A newer feature of the politics of the Council has arisen since Bolton wrote. In the past, in the 90s, for example, Security Council resolutions – many of those dealing with Saddam, for example – were passed by the Council in relatively strong form precisely because they were tacitly understood to be ‘just talk’. They were an alternative to using force; cover for not acting. Then came the GWB administration, which used the long succession of Saddam-resolutions as part of its legal basis for using force. This seemed to take other states by surprise; they had politically gone along in large part way-back-when because the language of the resolutions was a tradeoff for not using force, not a basis for it, no matter how strong the surface language. So today states (particularly Russia and China, but not just them) have a very different understanding of how strong resolutions should be viewed – they might, it turns out, be appealed to years later as part of a case for using force and therefore need to be treated as such, not merely as a gift to some SC member in present need of saying something as a substitute for actually doing something.
Finally, the legal status of apparently binding Security Council resolutions is itself under some pressure from Europe. We have discussed here the decisions of the European Court of Justice (Kadi) that subject even apparently binding commands of the Security Council under its Charter authority to interpretation and being contravened and set aside on human rights grounds by the ECJ or other courts; a flood of scholarship is emerging in Europe to explain those doctrines (curiously largely uncommented in the US academic literature), and there is not a clear consensus on what they mean. However, it is not beyond all political imagination to suggest the feature of those decisions is a Security Council decision that is seen to be taken at the behest and for the benefit of the superpower, the US. A court might talk loftily about how everything is subject to human rights considerations, but it is not beyond imagining that, in a European court’s eyes, even without recourse to human rights claims, Security Council resolutions seemingly to benefit one P-5 member, even assented to by the Council, and even apparently binding under the Charter, should be seen as somehow less binding than something that seems to be more to the benefit of the whole, and not the product of bargaining.
It is not a crazy moral position, in fact – but seems to me to have little support in the way that Europe has traditionally seen the Charter as a legal document.

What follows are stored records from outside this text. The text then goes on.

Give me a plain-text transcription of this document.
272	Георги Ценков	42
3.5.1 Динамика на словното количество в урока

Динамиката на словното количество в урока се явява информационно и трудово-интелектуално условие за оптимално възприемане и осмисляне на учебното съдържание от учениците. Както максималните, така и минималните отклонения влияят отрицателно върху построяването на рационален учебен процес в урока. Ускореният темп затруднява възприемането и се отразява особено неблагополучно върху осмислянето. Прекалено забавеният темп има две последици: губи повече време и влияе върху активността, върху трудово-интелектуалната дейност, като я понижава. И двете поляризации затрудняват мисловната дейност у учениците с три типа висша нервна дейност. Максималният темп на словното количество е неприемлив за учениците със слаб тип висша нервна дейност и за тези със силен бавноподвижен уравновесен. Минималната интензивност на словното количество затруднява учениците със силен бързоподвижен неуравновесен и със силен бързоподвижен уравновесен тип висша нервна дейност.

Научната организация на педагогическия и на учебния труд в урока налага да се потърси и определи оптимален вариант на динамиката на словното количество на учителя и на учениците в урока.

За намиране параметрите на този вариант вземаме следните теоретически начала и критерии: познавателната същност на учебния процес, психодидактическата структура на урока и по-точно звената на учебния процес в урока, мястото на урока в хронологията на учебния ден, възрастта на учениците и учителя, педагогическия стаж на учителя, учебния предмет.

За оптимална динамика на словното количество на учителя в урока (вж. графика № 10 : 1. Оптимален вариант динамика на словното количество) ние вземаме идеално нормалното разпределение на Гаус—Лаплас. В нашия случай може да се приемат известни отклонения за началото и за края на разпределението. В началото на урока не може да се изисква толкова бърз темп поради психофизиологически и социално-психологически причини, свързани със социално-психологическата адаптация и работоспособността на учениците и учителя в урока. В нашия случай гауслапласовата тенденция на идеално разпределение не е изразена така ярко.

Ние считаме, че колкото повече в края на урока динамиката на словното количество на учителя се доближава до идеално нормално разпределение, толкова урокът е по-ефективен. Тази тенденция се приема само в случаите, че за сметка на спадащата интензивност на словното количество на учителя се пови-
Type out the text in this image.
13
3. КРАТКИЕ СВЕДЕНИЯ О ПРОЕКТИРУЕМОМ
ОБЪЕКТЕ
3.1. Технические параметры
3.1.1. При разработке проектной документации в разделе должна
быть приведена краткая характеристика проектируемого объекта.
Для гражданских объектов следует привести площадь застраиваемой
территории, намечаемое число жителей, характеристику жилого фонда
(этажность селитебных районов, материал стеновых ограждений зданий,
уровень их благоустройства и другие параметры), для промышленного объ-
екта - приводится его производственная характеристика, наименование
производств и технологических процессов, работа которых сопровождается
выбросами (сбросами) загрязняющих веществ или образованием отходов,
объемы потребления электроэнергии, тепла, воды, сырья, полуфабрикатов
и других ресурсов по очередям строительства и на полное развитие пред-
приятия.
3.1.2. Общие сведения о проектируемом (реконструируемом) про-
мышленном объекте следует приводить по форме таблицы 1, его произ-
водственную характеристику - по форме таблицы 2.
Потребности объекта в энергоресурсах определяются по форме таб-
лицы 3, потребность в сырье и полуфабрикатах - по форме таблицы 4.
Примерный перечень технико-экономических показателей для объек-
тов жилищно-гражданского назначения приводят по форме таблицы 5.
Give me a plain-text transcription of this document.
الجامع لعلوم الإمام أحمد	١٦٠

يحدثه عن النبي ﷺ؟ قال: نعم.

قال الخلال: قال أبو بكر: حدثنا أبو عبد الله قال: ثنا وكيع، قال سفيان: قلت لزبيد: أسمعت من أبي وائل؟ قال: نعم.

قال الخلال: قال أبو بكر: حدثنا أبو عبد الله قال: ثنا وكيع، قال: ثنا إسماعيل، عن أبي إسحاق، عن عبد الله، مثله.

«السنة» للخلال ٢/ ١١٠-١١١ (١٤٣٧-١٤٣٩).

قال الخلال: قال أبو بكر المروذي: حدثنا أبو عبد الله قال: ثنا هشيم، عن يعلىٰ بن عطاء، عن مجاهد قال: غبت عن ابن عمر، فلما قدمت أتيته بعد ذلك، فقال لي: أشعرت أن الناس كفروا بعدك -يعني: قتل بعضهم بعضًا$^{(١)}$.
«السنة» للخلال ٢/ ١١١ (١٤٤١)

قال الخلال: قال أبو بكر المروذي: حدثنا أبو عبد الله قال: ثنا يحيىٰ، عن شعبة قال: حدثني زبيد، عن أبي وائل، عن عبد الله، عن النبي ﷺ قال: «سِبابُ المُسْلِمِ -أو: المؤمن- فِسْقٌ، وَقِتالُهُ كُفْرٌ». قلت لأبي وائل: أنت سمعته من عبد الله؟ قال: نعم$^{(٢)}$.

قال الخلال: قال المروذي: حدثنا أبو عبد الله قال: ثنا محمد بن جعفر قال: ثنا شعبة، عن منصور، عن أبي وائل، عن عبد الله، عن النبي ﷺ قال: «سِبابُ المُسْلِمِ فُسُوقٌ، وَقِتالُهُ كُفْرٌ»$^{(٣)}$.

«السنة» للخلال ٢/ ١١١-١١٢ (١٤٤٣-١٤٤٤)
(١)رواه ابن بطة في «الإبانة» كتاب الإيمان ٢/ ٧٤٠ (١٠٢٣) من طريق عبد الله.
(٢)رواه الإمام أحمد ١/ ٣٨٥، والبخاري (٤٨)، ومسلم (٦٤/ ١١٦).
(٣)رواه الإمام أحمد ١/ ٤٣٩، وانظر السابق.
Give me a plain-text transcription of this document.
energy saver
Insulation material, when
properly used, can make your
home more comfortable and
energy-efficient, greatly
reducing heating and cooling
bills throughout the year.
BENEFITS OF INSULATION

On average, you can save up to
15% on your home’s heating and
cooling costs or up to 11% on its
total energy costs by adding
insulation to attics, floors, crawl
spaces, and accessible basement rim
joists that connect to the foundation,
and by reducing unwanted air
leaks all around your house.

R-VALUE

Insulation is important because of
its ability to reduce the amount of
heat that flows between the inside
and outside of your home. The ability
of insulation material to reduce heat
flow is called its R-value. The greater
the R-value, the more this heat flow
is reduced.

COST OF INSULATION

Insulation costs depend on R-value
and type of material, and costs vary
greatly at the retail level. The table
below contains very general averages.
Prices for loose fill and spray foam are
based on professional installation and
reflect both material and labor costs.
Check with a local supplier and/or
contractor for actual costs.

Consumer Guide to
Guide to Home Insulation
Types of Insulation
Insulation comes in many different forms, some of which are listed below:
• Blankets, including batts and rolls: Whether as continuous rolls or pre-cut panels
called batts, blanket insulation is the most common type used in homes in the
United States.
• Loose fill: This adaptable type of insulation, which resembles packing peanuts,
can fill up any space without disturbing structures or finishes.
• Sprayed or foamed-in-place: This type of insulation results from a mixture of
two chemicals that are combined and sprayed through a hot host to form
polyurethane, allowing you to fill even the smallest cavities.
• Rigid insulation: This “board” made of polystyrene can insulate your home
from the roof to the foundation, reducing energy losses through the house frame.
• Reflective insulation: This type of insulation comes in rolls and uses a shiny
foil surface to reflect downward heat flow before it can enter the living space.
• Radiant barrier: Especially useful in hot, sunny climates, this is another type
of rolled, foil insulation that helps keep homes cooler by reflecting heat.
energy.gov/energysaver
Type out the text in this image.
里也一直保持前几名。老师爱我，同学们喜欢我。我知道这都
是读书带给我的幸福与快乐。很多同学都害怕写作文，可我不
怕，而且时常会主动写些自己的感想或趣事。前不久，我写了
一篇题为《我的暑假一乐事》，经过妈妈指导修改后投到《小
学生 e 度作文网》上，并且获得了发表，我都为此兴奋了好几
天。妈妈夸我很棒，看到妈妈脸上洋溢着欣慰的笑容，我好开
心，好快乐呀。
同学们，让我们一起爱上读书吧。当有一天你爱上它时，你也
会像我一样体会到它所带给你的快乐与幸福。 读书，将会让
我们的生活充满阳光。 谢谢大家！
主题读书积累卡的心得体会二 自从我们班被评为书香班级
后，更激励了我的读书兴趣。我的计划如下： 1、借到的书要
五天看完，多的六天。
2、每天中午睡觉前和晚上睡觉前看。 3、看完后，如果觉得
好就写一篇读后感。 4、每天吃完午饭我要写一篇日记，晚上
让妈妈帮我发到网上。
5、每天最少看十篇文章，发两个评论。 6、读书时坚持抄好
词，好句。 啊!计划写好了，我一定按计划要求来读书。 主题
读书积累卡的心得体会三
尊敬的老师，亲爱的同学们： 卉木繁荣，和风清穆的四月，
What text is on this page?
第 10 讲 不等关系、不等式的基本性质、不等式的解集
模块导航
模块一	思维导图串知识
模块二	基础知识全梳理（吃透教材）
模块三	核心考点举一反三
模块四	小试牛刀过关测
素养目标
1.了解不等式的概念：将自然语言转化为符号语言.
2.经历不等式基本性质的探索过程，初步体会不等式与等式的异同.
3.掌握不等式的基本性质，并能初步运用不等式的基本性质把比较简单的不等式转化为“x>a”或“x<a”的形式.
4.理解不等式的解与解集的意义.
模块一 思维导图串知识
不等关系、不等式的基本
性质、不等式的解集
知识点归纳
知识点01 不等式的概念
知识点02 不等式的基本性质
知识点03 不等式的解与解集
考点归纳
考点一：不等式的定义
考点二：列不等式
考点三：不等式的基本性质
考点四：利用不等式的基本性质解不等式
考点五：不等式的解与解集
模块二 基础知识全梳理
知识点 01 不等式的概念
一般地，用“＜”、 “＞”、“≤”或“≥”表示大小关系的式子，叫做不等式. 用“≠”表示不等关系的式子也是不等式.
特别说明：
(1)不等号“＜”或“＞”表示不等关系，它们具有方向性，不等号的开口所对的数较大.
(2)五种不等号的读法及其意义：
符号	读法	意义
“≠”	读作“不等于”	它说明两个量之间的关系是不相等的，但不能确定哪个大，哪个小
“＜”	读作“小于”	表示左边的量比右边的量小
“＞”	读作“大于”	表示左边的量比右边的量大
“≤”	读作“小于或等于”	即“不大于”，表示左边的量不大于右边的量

What it does seem to me to be is a sideways move to reform the role of the P5 without actually altering its composition. The way in which sanctions against Libya were seen from by European states from the get-go, despite the legal command of the Security Council resolutions, suggests that the Kadi decision need not necessarily be understood as a matter of human rights, or at least not exclusively as a matter of human rights, but instead as both a simple political proposition about global consitutionalism by the EU, but also an indirect move to alter power relations among the P5 by judicializing them. The history of Libya and Pan Am 103 in the Security Council is not irrelevant to that.
(Cross posted with some editing to Volokh.)
Response…
Even though he is dying,he should not be trusted and he should still be monitored.